Normal Pulled 27m kubelet, node-11 Successfully pulled image “business-image”
Normal Created 27m kubelet, node-11 Created container business-app
Normal Started 27m kubelet, node-11 Started container business-app

Would expect to see additional containers for istio-init / istioproxyv2 in the pod.

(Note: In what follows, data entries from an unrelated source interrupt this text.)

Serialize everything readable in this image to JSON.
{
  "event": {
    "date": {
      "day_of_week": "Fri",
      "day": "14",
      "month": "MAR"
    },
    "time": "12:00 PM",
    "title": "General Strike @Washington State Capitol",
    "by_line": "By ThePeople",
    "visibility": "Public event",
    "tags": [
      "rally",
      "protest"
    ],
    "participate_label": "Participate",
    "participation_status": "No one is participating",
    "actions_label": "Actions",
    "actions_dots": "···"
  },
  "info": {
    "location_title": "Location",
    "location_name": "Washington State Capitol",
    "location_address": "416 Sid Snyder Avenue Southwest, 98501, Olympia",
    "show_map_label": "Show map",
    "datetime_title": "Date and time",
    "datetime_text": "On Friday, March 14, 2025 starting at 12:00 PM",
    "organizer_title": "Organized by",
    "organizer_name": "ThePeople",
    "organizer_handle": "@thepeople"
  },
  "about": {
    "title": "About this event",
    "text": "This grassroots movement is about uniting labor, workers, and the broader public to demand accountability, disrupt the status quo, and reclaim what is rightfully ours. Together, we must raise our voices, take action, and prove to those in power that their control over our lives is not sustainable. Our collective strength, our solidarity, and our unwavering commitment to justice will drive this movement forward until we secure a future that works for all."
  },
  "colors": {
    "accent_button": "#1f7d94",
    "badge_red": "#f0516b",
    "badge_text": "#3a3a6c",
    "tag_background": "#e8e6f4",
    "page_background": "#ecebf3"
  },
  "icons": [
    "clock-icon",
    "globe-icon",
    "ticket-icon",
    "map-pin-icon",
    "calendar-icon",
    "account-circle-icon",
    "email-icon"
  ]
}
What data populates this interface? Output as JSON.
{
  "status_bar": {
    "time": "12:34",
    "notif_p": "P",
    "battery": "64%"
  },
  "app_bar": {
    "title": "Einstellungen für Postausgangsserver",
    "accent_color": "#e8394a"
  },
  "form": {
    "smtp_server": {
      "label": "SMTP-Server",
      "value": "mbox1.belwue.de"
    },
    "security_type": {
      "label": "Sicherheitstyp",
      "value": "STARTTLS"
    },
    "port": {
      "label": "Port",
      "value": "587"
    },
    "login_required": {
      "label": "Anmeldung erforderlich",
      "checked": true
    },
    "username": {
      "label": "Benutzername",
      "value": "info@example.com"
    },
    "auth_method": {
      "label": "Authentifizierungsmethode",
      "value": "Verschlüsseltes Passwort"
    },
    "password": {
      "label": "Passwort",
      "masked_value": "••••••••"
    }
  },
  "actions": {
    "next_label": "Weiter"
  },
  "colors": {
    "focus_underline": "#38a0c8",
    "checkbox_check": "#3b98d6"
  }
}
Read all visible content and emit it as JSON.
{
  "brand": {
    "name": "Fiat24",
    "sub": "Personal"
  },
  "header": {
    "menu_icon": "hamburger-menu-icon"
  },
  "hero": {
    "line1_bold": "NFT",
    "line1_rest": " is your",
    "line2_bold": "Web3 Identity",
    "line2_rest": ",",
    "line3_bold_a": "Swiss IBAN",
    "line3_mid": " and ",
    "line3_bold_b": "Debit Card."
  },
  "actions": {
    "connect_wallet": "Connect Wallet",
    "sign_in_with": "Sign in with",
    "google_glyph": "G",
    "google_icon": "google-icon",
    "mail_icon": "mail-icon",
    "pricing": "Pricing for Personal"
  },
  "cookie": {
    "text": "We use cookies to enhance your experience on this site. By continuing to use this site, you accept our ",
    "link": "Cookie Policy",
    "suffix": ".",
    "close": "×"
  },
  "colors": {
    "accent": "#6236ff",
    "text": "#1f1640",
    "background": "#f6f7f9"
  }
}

kubectl describe pod istio-sidecar-injector -n istio-system

Name: istio-sidecar-injector
Namespace: istio-system
Priority: 0
PriorityClassName:
Node: node-11/
Start Time: Wed, 04 Sep 2019 09:46:20 +0100
Labels: app=sidecarInjectorWebhook
chart=sidecarInjectorWebhook
heritage=Tiller
istio=sidecar-injector
pod-template-hash=79b6dfd884
release=istio
Annotations: sidecar.istio.io/inject: false
Status: Running
IP:
Controlled By: ReplicaSet/istio-sidecar-injector
Containers:
sidecar-injector-webhook:
Container ID: hidden
Image: hidden
Image ID: hidden
Port:
Host Port:
Args:
–caCertFile=/etc/istio/certs/root-cert.pem
–tlsCertFile=/etc/istio/certs/cert-chain.pem
–tlsKeyFile=/etc/istio/certs/key.pem
–injectConfig=/etc/istio/inject/config
–meshConfig=/etc/istio/config/mesh
–healthCheckInterval=2s
–healthCheckFile=/health
State: Running
Started: Wed, 04 Sep 2019 09:46:29 +0100
Ready: True
Restart Count: 0
Requests:
cpu: 10m
Liveness: exec [/usr/local/bin/sidecar-injector probe --probe-path=/health --interval=4s] delay=4s timeout=1s period=4s #success=1 #failure=3
Readiness: exec [/usr/local/bin/sidecar-injector probe --probe-path=/health --interval=4s] delay=4s timeout=1s period=4s #success=1 #failure=3
Environment:
Mounts:
/etc/istio/certs from certs (ro)
/etc/istio/config from config-volume (ro)
/etc/istio/inject from inject-config (ro)
/var/run/secrets/kubernetes.io/serviceaccount from istio-sidecar-injector-service-account-token-79h8k (ro)
Conditions:
Type Status
Initialized True
Ready True
ContainersReady True
PodScheduled True
Volumes:
config-volume:
Type: ConfigMap (a volume populated by a ConfigMap)
Name: istio
Optional: false
certs:
Type: Secret (a volume populated by a Secret)
SecretName: istio.istio-sidecar-injector-service-account
Optional: false
inject-config:
Type: ConfigMap (a volume populated by a ConfigMap)
Name: istio-sidecar-injector
Optional: false
istio-sidecar-injector-service-account-token:
Type: Secret (a volume populated by a Secret)
SecretName: istio-sidecar-injector-service-account-token
Optional: false
QoS Class: Burstable
Node-Selectors:
Tolerations: node.kubernetes.io/not-ready:NoExecute for 300s
node.kubernetes.io/unreachable:NoExecute for 300s
Events:
Type Reason Age From Message

Normal Scheduled 60m default-scheduler Successfully assigned istio-system/istio-sidecar-injector to node-11
Warning FailedMount 60m (x4 over 60m) kubelet, node-11 MountVolume.SetUp failed for volume “certs” : secret “istio.istio-sidecar-injector-service-account” not found
Normal Pulled 60m kubelet, node-11 Container image “istio/sidecar_injector:1.2.3” already present on machine
Normal Created 60m kubelet, node-11 Created container sidecar-injector-webhook
Normal Started 60m kubelet, node-11 Started container sidecar-injector-webhook

I have tried purging istio from the cluster and reinstalling from scratch, however still hit the same error.
Pretty lost for what to try next if you can give any suggestions for additional troubleshooting?

2

This error was because I was missing the files/injection-template.yaml from my istio helm install directory, which is referenced in the sidecar-injection-configmap.yaml, so it was missing the template to inject the pods with, hence the null values.

Adding the file into the correct relative directory fixed my issues.